Step $\star$ is a little trickier. It relies on several properties of the trace operator:

$\begin{aligned} \mathbb{E}[(\mathbf{x} - \boldsymbol{\mu})^{\top} \boldsymbol{\Sigma}^{-1} (\mathbf{x} - \boldsymbol{\mu})] &= \mathbb{E}[\text{tr}((\mathbf{x} - \boldsymbol{\mu})^{\top} \boldsymbol{\Sigma}^{-1} (\mathbf{x} - \boldsymbol{\mu}))] \\ &= \mathbb{E}[\text{tr}(\boldsymbol{\Sigma}^{-1} (\mathbf{x} - \boldsymbol{\mu})(\mathbf{x} - \boldsymbol{\mu})^{\top})] \\ &= \text{tr}(\boldsymbol{\Sigma}^{-1} \mathbb{E}[(\mathbf{x} - \boldsymbol{\mu})(\mathbf{x} - \boldsymbol{\mu})^{\top}]) \\ &= \text{tr}(\boldsymbol{\Sigma}^{-1} \boldsymbol{\Sigma}) \\ &= \text{tr}(\mathbf{I}_D) \\ &= D. \end{aligned} \tag{6}$

Again, we use the fact that $\mathbb{E}[(\mathbf{x} - \boldsymbol{\mu})(\mathbf{x} - \boldsymbol{\mu})^{\top}]) = \boldsymbol{\Sigma}$ , and again, the average amount of surprise encoded in $\mathbf{x}$ is a function of the covariance.
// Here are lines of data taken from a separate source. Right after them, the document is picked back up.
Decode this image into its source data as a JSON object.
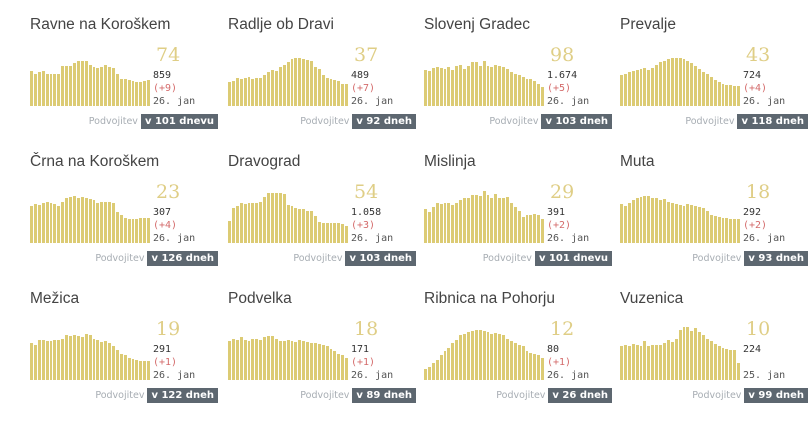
{
  "colors": {
    "bar": "#dccb74",
    "badge": "#5d6770",
    "change": "#d46b6b"
  },
  "doubling_label": "Podvojitev",
  "cards": [
    {
      "name": "Ravne na Koroškem",
      "active": "74",
      "total": "859",
      "change": "(+9)",
      "date": "26. jan",
      "doubling": "v 101 dnevu",
      "bars": [
        0.62,
        0.58,
        0.61,
        0.63,
        0.58,
        0.58,
        0.58,
        0.58,
        0.72,
        0.72,
        0.72,
        0.77,
        0.8,
        0.8,
        0.8,
        0.74,
        0.7,
        0.68,
        0.7,
        0.74,
        0.7,
        0.68,
        0.58,
        0.49,
        0.49,
        0.47,
        0.45,
        0.43,
        0.43,
        0.45,
        0.47
      ]
    },
    {
      "name": "Radlje ob Dravi",
      "active": "37",
      "total": "489",
      "change": "(+7)",
      "date": "26. jan",
      "doubling": "v 92 dneh",
      "bars": [
        0.42,
        0.45,
        0.5,
        0.48,
        0.5,
        0.52,
        0.48,
        0.5,
        0.5,
        0.55,
        0.6,
        0.64,
        0.62,
        0.7,
        0.74,
        0.78,
        0.84,
        0.86,
        0.86,
        0.84,
        0.82,
        0.8,
        0.7,
        0.66,
        0.56,
        0.5,
        0.48,
        0.46,
        0.44,
        0.4,
        0.4
      ]
    },
    {
      "name": "Slovenj Gradec",
      "active": "98",
      "total": "1.674",
      "change": "(+5)",
      "date": "26. jan",
      "doubling": "v 103 dneh",
      "bars": [
        0.64,
        0.62,
        0.68,
        0.7,
        0.68,
        0.66,
        0.7,
        0.64,
        0.72,
        0.74,
        0.66,
        0.72,
        0.78,
        0.78,
        0.72,
        0.8,
        0.72,
        0.7,
        0.74,
        0.72,
        0.7,
        0.66,
        0.6,
        0.58,
        0.56,
        0.52,
        0.48,
        0.48,
        0.44,
        0.4,
        0.34
      ]
    },
    {
      "name": "Prevalje",
      "active": "43",
      "total": "724",
      "change": "(+4)",
      "date": "26. jan",
      "doubling": "v 118 dneh",
      "bars": [
        0.55,
        0.58,
        0.6,
        0.62,
        0.64,
        0.66,
        0.68,
        0.64,
        0.68,
        0.74,
        0.78,
        0.8,
        0.84,
        0.86,
        0.86,
        0.86,
        0.84,
        0.8,
        0.76,
        0.72,
        0.66,
        0.6,
        0.58,
        0.52,
        0.46,
        0.42,
        0.4,
        0.38,
        0.38,
        0.36,
        0.36
      ]
    },
    {
      "name": "Črna na Koroškem",
      "active": "23",
      "total": "307",
      "change": "(+4)",
      "date": "26. jan",
      "doubling": "v 126 dneh",
      "bars": [
        0.66,
        0.7,
        0.68,
        0.72,
        0.74,
        0.72,
        0.7,
        0.66,
        0.74,
        0.8,
        0.82,
        0.84,
        0.8,
        0.82,
        0.8,
        0.78,
        0.76,
        0.72,
        0.74,
        0.74,
        0.74,
        0.72,
        0.56,
        0.5,
        0.44,
        0.42,
        0.42,
        0.42,
        0.44,
        0.44,
        0.44
      ]
    },
    {
      "name": "Dravograd",
      "active": "54",
      "total": "1.058",
      "change": "(+3)",
      "date": "26. jan",
      "doubling": "v 103 dneh",
      "bars": [
        0.4,
        0.62,
        0.66,
        0.72,
        0.7,
        0.72,
        0.72,
        0.72,
        0.74,
        0.82,
        0.9,
        0.9,
        0.9,
        0.9,
        0.88,
        0.68,
        0.66,
        0.62,
        0.6,
        0.6,
        0.58,
        0.58,
        0.48,
        0.38,
        0.36,
        0.36,
        0.36,
        0.36,
        0.36,
        0.34,
        0.3
      ]
    },
    {
      "name": "Mislinja",
      "active": "29",
      "total": "391",
      "change": "(+2)",
      "date": "26. jan",
      "doubling": "v 101 dnevu",
      "bars": [
        0.6,
        0.56,
        0.64,
        0.72,
        0.7,
        0.72,
        0.72,
        0.68,
        0.72,
        0.76,
        0.8,
        0.8,
        0.86,
        0.86,
        0.84,
        0.92,
        0.86,
        0.8,
        0.88,
        0.8,
        0.8,
        0.82,
        0.72,
        0.64,
        0.58,
        0.46,
        0.5,
        0.5,
        0.52,
        0.5,
        0.42
      ]
    },
    {
      "name": "Muta",
      "active": "18",
      "total": "292",
      "change": "(+2)",
      "date": "26. jan",
      "doubling": "v 93 dneh",
      "bars": [
        0.7,
        0.66,
        0.72,
        0.76,
        0.8,
        0.82,
        0.84,
        0.84,
        0.8,
        0.8,
        0.76,
        0.78,
        0.74,
        0.72,
        0.7,
        0.68,
        0.66,
        0.7,
        0.68,
        0.66,
        0.64,
        0.62,
        0.58,
        0.5,
        0.48,
        0.46,
        0.44,
        0.44,
        0.42,
        0.42,
        0.42
      ]
    },
    {
      "name": "Mežica",
      "active": "19",
      "total": "291",
      "change": "(+1)",
      "date": "26. jan",
      "doubling": "v 122 dneh",
      "bars": [
        0.66,
        0.62,
        0.72,
        0.72,
        0.7,
        0.7,
        0.72,
        0.72,
        0.74,
        0.8,
        0.78,
        0.8,
        0.78,
        0.76,
        0.82,
        0.8,
        0.74,
        0.72,
        0.68,
        0.7,
        0.66,
        0.6,
        0.54,
        0.46,
        0.44,
        0.4,
        0.38,
        0.36,
        0.34,
        0.34,
        0.34
      ]
    },
    {
      "name": "Podvelka",
      "active": "18",
      "total": "171",
      "change": "(+1)",
      "date": "26. jan",
      "doubling": "v 89 dneh",
      "bars": [
        0.7,
        0.74,
        0.72,
        0.76,
        0.72,
        0.7,
        0.74,
        0.74,
        0.72,
        0.76,
        0.78,
        0.78,
        0.74,
        0.7,
        0.7,
        0.72,
        0.7,
        0.68,
        0.72,
        0.7,
        0.68,
        0.66,
        0.66,
        0.64,
        0.62,
        0.6,
        0.56,
        0.52,
        0.46,
        0.44,
        0.4
      ]
    },
    {
      "name": "Ribnica na Pohorju",
      "active": "12",
      "total": "80",
      "change": "(+1)",
      "date": "26. jan",
      "doubling": "v 26 dneh",
      "bars": [
        0.2,
        0.24,
        0.3,
        0.36,
        0.44,
        0.52,
        0.58,
        0.66,
        0.72,
        0.8,
        0.82,
        0.86,
        0.88,
        0.9,
        0.9,
        0.88,
        0.86,
        0.82,
        0.84,
        0.82,
        0.8,
        0.74,
        0.7,
        0.66,
        0.62,
        0.6,
        0.52,
        0.48,
        0.46,
        0.44,
        0.4
      ]
    },
    {
      "name": "Vuzenica",
      "active": "10",
      "total": "224",
      "change": "",
      "date": "25. jan",
      "doubling": "v 99 dneh",
      "bars": [
        0.6,
        0.62,
        0.6,
        0.64,
        0.62,
        0.6,
        0.7,
        0.6,
        0.62,
        0.62,
        0.62,
        0.66,
        0.72,
        0.68,
        0.74,
        0.9,
        0.94,
        0.94,
        0.88,
        0.92,
        0.86,
        0.8,
        0.74,
        0.7,
        0.64,
        0.6,
        0.58,
        0.56,
        0.54,
        0.54,
        0.3
      ]
    }
  ]
}
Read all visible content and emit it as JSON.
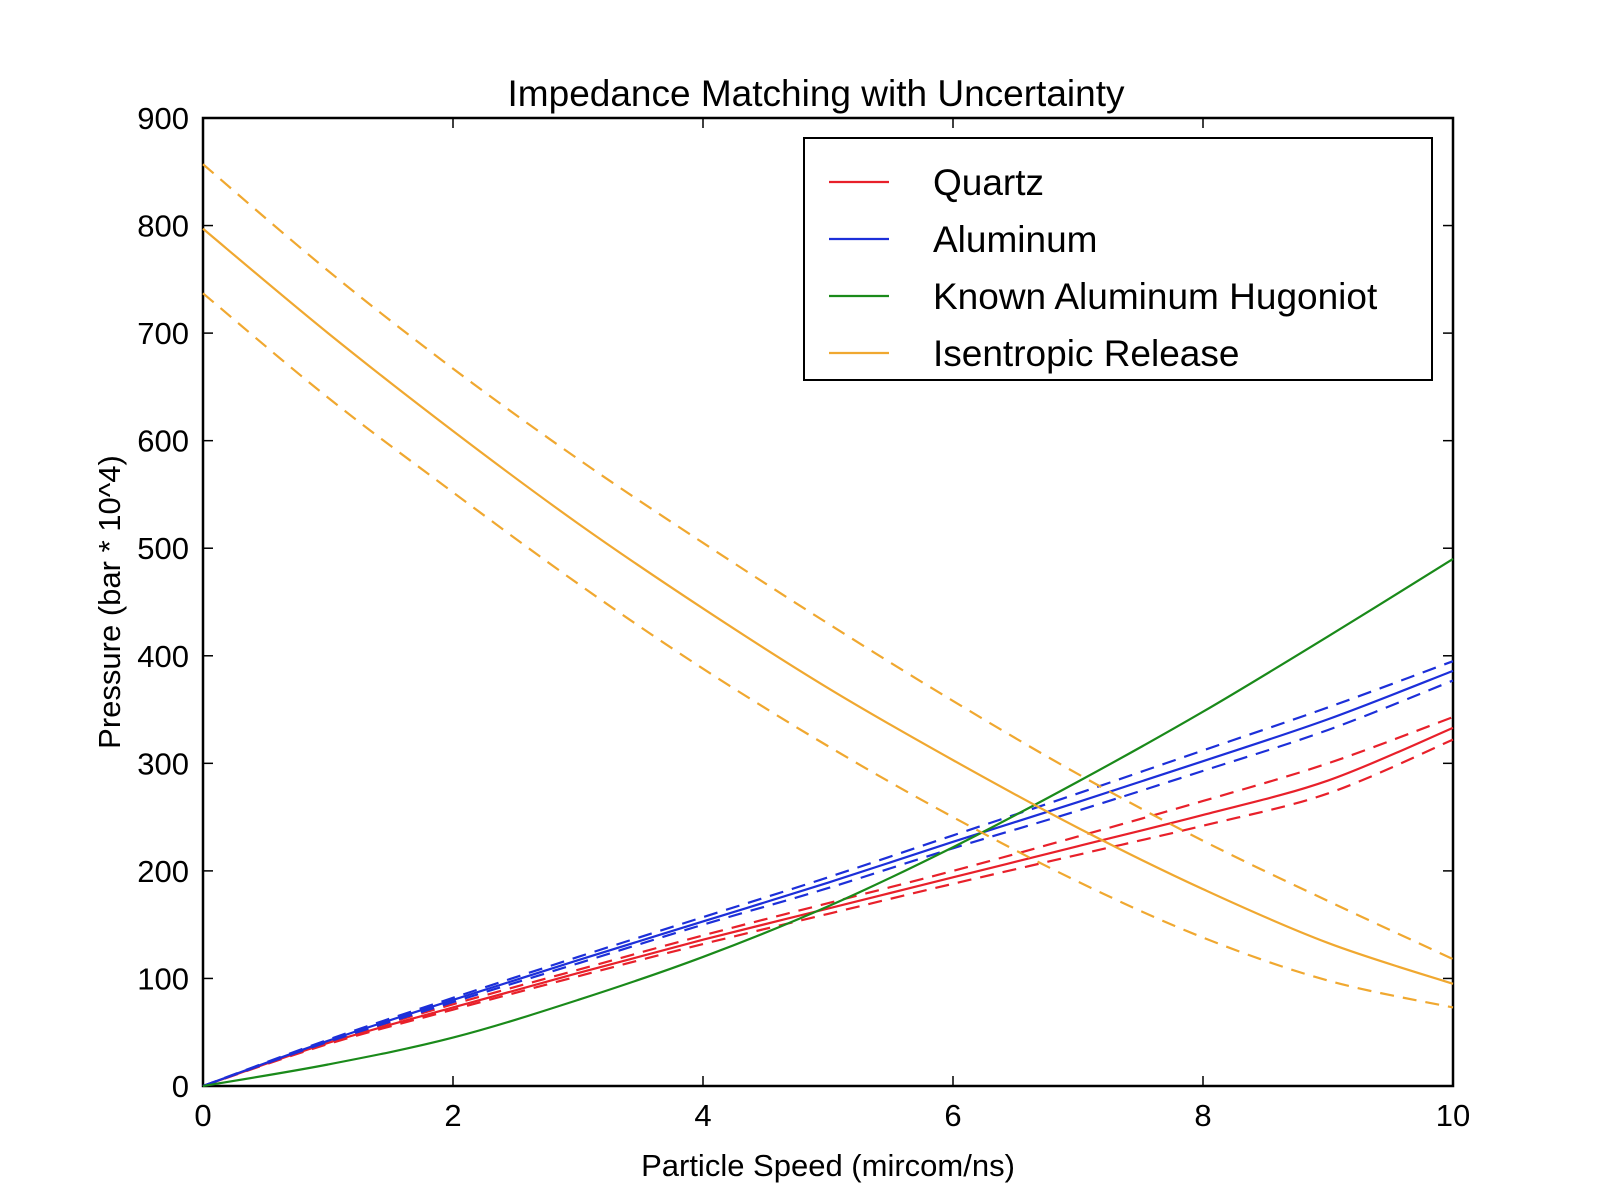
{
  "chart_data": {
    "type": "line",
    "title": "Impedance Matching with Uncertainty",
    "xlabel": "Particle Speed (mircom/ns)",
    "ylabel": "Pressure (bar * 10^4)",
    "xlim": [
      0,
      10
    ],
    "ylim": [
      0,
      900
    ],
    "xticks": [
      0,
      2,
      4,
      6,
      8,
      10
    ],
    "yticks": [
      0,
      100,
      200,
      300,
      400,
      500,
      600,
      700,
      800,
      900
    ],
    "grid": false,
    "legend_position": "top-right",
    "x": [
      0,
      1,
      2,
      3,
      4,
      5,
      6,
      7,
      8,
      9,
      10
    ],
    "series": [
      {
        "name": "Quartz",
        "color": "#e8202a",
        "values": [
          0,
          40,
          73,
          105,
          136,
          165,
          194,
          223,
          252,
          284,
          333
        ],
        "upper": [
          0,
          41,
          76,
          108,
          140,
          170,
          200,
          232,
          265,
          300,
          343
        ],
        "lower": [
          0,
          39,
          71,
          102,
          132,
          160,
          188,
          215,
          242,
          272,
          322
        ]
      },
      {
        "name": "Aluminum",
        "color": "#1c2fd9",
        "values": [
          0,
          42,
          80,
          117,
          153,
          189,
          227,
          264,
          302,
          341,
          386
        ],
        "upper": [
          0,
          43,
          82,
          120,
          157,
          194,
          233,
          272,
          312,
          352,
          395
        ],
        "lower": [
          0,
          41,
          78,
          114,
          150,
          184,
          221,
          256,
          293,
          331,
          377
        ]
      },
      {
        "name": "Known Aluminum Hugoniot",
        "color": "#1a8a1a",
        "values": [
          0,
          20,
          45,
          80,
          120,
          167,
          222,
          283,
          348,
          418,
          490
        ]
      },
      {
        "name": "Isentropic Release",
        "color": "#f0a830",
        "values": [
          797,
          700,
          609,
          523,
          444,
          370,
          303,
          240,
          183,
          133,
          95
        ],
        "upper": [
          857,
          758,
          667,
          583,
          505,
          430,
          358,
          290,
          228,
          172,
          118
        ],
        "lower": [
          737,
          640,
          552,
          467,
          388,
          316,
          250,
          190,
          138,
          98,
          73
        ]
      }
    ]
  }
}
Notice that entropy is not just a function of $\boldsymbol{\Sigma}$ but the determinant of $\boldsymbol{\Sigma}$ . A geometric intuition for the determinant of a covariance matrix is worth its own blog post, but note that $|\boldsymbol{\Sigma}|$ is actually called the generalized variance, a scalar which generalizes variance to multivariate distributions (Wilks, 1932). Intuitively, $|\boldsymbol{\Sigma}|$ is analogous to $\sigma^2$ . As $|\boldsymbol{\Sigma}|$ gets larger, the entropy increases.

Wilks, S. S. (1932). Certain generalizations in the analysis of variance. Biometrika, 471–494.